At 100/1, Cook looks overpriced to rediscover his early season form, on a course that should suit despite this being his debut.
Brian Gay 125/1 (Bet365) 0.5pt e/w:
Following straight on from the fact the information that Gay won here in 2009 by ten strokes, he has every chance of a repeat performance here, or at the very least threatening the top half a dozen players.
Gay has been producing some eye-catching performances this season, despite a run of three straight missed cuts, before a T22 finish at Bay Hill last time out. That effort at Bay Hill though was his sixth top-25 finish of the season, performing well at some correlating events.
His second top-25 of the season came at the aforementioned OHL Classic, followed by a 3rd place finish at another correlating event, the RSM Classic.
Top-9 finishes at both the Phoenix Open and Pebble Beach suggest his game is in good enough shape to contend across several venues this season, and I am happy to take a flyer on him, at a course we know certainly suits his game.
A 9th place finish here in 2006 and 6th place finish last season suggest that his win here in 2010 was no fluke, so whilst he is in the form he currently is this season, he should relish the chance to play here again.

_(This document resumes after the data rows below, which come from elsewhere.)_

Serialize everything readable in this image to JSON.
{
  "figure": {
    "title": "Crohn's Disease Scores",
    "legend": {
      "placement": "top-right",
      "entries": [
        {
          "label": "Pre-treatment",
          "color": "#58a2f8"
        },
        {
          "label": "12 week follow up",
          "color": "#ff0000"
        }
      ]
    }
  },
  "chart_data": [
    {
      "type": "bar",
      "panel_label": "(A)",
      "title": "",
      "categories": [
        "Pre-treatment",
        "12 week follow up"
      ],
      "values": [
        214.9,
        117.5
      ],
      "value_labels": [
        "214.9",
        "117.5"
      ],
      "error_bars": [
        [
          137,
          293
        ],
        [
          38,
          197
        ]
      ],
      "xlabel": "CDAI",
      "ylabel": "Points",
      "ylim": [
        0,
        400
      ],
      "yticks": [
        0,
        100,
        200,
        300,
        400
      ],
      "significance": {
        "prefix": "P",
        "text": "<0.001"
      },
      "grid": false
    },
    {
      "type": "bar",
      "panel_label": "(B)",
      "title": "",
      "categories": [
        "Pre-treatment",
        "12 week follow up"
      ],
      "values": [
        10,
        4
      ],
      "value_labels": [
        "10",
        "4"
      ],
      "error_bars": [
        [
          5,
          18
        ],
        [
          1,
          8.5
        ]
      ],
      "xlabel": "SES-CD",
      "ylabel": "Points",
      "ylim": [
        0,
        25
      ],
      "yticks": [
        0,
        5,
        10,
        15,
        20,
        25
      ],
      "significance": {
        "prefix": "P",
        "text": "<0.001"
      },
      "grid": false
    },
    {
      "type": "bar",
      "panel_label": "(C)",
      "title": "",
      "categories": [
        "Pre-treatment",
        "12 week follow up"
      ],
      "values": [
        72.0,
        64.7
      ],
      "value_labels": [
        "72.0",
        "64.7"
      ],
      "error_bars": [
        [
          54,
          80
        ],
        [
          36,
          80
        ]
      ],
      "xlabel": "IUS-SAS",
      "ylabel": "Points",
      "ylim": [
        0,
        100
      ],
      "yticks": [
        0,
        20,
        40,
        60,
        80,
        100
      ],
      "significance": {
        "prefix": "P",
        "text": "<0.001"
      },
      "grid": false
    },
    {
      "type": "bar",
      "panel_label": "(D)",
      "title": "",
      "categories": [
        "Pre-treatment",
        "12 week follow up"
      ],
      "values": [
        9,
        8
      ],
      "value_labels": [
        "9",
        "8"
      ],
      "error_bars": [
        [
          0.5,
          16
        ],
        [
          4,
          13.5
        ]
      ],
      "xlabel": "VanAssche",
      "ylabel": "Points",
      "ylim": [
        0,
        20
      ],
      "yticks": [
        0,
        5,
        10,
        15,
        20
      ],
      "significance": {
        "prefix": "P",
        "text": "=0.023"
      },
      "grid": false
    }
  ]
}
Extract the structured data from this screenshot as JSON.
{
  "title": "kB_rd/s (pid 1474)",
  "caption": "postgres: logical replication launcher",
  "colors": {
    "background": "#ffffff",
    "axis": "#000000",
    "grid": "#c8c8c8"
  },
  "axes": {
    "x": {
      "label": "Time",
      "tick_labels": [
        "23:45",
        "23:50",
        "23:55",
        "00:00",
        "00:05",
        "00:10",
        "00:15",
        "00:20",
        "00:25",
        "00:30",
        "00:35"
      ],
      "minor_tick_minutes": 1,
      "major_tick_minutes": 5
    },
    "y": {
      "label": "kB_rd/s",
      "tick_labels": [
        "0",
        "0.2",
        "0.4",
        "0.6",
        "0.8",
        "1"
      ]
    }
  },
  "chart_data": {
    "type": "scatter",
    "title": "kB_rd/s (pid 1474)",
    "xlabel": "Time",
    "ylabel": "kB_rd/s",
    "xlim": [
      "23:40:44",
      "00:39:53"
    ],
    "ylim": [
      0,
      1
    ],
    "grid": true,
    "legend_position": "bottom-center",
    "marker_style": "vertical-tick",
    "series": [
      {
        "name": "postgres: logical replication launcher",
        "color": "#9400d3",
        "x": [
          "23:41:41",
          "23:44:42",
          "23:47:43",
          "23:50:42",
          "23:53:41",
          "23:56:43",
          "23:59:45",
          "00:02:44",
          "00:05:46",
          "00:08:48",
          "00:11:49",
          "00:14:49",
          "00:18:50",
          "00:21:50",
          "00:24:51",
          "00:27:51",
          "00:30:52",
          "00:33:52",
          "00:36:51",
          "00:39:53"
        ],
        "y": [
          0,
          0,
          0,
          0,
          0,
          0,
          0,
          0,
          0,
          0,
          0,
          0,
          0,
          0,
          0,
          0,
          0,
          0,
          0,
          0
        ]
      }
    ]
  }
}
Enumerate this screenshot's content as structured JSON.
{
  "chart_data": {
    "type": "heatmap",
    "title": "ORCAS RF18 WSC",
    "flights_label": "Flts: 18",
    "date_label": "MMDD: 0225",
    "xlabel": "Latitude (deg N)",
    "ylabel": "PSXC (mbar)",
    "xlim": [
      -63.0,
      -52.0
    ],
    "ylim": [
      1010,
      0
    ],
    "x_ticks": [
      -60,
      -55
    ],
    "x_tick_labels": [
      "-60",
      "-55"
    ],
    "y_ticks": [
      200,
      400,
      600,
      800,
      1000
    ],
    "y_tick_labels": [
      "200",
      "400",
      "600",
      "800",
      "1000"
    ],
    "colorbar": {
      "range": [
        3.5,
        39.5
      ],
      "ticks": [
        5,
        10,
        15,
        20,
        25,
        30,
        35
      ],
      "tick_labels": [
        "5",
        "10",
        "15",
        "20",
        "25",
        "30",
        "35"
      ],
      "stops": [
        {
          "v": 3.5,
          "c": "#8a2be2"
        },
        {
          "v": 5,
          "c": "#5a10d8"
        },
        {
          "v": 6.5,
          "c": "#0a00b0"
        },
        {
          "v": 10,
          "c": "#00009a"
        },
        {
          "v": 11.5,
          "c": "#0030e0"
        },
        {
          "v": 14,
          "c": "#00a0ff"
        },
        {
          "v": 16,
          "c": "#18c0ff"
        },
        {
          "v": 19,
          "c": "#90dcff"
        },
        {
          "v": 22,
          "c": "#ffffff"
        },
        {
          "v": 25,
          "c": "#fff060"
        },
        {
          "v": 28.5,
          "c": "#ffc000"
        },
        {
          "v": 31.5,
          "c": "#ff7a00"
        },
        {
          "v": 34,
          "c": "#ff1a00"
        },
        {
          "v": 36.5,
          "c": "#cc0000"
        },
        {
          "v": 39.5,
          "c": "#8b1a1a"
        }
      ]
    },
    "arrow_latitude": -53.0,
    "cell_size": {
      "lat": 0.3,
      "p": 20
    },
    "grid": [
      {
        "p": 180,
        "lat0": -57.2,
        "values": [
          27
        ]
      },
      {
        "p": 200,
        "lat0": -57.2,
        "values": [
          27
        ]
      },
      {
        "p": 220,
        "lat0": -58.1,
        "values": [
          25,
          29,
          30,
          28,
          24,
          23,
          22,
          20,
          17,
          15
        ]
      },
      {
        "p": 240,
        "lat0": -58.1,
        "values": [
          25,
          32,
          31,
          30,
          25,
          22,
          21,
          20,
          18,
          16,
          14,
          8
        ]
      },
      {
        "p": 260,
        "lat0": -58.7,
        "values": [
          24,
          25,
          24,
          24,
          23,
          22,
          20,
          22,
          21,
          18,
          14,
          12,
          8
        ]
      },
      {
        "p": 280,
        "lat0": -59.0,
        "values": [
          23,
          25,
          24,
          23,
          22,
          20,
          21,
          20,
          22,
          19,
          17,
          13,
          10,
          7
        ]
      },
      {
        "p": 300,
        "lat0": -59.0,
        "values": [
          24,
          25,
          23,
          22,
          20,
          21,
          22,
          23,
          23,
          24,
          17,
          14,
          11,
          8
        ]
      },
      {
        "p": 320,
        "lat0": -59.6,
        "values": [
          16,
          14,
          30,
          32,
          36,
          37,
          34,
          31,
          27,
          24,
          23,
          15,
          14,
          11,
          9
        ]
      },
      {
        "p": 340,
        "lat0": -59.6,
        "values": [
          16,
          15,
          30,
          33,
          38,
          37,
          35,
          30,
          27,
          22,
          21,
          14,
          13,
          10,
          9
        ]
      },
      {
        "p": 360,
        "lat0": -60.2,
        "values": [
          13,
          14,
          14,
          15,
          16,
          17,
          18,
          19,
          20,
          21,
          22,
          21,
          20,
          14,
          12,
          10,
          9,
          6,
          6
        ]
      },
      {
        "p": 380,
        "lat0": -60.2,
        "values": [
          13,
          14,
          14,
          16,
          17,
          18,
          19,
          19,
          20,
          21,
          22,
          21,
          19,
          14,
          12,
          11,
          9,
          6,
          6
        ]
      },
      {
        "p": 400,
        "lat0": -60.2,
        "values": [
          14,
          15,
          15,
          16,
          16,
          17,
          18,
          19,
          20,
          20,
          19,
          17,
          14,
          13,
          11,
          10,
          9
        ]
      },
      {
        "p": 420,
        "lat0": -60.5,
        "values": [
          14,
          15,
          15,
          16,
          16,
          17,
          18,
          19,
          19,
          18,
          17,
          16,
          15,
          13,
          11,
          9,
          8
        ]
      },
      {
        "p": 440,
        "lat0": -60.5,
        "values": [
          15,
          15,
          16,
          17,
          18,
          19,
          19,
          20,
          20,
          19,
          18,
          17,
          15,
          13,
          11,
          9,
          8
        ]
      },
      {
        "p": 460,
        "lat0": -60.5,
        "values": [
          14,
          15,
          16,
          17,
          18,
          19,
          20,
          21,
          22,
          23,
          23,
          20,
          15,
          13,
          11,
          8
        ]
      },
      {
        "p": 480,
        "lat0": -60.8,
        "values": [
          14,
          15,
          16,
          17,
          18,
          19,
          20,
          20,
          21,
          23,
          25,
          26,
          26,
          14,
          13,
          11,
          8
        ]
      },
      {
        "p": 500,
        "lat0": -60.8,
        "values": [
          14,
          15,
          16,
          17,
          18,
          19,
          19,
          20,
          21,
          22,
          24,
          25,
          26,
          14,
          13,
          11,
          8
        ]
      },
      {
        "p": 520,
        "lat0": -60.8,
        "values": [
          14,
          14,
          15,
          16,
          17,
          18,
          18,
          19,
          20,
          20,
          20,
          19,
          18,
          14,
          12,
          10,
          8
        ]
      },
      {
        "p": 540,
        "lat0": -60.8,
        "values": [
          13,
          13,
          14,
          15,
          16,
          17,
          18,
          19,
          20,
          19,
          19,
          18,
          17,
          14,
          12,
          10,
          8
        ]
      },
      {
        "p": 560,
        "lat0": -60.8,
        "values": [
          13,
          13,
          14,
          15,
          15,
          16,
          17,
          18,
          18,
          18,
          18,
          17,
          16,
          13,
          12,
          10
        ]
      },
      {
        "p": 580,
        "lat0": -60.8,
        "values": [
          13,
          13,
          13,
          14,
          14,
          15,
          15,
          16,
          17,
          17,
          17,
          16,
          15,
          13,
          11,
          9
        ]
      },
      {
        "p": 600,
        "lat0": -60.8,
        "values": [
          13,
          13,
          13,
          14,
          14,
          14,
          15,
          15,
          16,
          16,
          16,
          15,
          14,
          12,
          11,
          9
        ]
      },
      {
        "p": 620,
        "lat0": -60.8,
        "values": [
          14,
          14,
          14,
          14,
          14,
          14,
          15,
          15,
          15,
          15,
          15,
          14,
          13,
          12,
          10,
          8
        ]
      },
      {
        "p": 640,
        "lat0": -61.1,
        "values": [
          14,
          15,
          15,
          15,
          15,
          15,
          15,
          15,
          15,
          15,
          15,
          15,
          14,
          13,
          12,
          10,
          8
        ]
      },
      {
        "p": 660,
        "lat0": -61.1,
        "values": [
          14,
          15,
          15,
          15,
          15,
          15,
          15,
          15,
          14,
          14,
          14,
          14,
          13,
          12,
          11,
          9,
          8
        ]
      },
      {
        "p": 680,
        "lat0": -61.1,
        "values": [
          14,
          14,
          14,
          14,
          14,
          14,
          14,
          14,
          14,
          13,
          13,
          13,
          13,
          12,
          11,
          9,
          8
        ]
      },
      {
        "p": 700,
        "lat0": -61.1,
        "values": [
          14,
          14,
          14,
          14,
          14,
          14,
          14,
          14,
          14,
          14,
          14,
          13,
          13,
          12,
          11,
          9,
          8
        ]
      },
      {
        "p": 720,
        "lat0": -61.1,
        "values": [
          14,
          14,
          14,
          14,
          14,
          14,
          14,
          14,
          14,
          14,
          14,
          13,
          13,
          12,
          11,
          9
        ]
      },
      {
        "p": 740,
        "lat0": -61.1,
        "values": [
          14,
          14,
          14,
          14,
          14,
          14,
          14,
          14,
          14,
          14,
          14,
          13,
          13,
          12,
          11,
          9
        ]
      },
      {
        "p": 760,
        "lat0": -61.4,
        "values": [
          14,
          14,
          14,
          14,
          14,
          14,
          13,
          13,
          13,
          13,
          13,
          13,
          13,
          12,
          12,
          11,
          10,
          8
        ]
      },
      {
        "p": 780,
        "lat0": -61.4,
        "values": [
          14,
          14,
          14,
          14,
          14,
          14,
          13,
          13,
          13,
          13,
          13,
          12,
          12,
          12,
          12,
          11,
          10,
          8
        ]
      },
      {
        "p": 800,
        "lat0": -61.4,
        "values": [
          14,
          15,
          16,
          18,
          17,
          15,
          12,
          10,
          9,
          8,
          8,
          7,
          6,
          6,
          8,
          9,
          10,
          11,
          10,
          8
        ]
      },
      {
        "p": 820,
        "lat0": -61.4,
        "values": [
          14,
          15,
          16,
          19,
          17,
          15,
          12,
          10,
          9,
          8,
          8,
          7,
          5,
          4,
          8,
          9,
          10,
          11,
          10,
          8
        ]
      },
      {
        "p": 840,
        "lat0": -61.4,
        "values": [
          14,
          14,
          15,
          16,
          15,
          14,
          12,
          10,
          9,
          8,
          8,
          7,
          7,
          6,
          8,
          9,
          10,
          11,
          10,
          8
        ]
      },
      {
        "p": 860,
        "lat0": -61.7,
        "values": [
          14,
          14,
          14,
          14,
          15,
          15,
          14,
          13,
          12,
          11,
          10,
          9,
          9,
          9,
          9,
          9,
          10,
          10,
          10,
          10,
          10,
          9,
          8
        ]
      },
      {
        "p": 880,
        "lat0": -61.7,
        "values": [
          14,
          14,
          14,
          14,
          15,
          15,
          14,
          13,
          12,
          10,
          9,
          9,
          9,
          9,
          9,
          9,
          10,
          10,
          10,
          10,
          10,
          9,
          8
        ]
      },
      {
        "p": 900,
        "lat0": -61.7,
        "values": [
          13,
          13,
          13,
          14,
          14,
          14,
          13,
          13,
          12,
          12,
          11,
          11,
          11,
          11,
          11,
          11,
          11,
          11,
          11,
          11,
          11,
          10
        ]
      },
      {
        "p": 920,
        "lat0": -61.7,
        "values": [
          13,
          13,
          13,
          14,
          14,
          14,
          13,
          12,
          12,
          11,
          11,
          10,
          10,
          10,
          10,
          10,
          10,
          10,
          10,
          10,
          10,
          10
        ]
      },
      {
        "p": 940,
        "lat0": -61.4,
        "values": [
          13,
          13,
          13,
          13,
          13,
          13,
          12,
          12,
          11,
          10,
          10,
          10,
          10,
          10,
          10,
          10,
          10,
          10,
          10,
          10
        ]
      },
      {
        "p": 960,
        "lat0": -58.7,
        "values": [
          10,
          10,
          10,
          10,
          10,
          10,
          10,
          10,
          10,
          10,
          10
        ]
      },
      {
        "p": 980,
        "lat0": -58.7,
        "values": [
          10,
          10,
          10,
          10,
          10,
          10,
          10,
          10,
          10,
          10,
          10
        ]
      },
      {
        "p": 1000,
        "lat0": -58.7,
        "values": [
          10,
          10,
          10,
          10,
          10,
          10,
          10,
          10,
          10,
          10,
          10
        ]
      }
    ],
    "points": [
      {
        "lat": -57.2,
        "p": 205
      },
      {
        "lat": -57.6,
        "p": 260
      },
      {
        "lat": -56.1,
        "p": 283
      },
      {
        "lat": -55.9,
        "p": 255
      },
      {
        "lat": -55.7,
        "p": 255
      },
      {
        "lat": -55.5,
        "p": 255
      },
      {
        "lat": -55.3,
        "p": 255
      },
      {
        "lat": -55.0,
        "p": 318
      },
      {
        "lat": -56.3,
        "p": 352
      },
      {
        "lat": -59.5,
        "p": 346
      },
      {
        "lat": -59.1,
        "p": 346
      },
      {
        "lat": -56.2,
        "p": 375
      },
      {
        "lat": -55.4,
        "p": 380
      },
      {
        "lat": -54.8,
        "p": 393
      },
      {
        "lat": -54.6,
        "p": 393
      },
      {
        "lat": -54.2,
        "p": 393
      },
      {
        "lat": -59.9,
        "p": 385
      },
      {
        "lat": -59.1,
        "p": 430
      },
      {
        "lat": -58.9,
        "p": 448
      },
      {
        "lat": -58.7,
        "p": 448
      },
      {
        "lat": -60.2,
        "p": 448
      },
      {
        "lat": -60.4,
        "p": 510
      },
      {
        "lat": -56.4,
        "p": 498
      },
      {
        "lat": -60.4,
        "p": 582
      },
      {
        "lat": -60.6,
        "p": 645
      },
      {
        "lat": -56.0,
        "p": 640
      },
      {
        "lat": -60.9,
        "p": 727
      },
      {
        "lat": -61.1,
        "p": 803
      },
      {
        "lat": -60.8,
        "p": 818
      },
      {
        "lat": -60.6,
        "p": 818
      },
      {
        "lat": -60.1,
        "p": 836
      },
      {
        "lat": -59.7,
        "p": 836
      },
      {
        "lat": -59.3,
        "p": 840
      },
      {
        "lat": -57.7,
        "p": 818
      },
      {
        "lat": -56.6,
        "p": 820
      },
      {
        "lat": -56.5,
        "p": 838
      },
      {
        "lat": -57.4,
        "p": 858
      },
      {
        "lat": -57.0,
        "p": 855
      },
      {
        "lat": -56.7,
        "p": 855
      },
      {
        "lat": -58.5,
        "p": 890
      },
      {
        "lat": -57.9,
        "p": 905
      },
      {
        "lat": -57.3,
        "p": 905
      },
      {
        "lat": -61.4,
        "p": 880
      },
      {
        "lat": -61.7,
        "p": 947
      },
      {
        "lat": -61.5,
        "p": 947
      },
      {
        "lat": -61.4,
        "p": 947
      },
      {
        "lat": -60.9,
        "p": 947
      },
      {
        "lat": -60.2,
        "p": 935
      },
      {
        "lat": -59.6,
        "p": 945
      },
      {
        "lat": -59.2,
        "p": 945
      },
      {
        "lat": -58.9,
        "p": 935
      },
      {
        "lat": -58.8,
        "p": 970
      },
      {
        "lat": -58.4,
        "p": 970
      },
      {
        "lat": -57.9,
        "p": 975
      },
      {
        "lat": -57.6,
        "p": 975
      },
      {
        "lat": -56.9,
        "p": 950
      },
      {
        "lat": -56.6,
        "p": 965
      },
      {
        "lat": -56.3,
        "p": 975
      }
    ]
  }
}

Gay ranks 10th in Scrambling this season, and whilst his Green in Regulation figures (162nd) leave plenty to be desired, he is hitting enough on the weeks he’s played well. He ranked 23rd in the field in Greens in Regulation at both Pebble Beach and the Phoenix Open and 35th at the RSM Classic.
At 125/1 I thought he was overpriced to perform well on a course he’s done so before, given the promising signs he’s shown this season.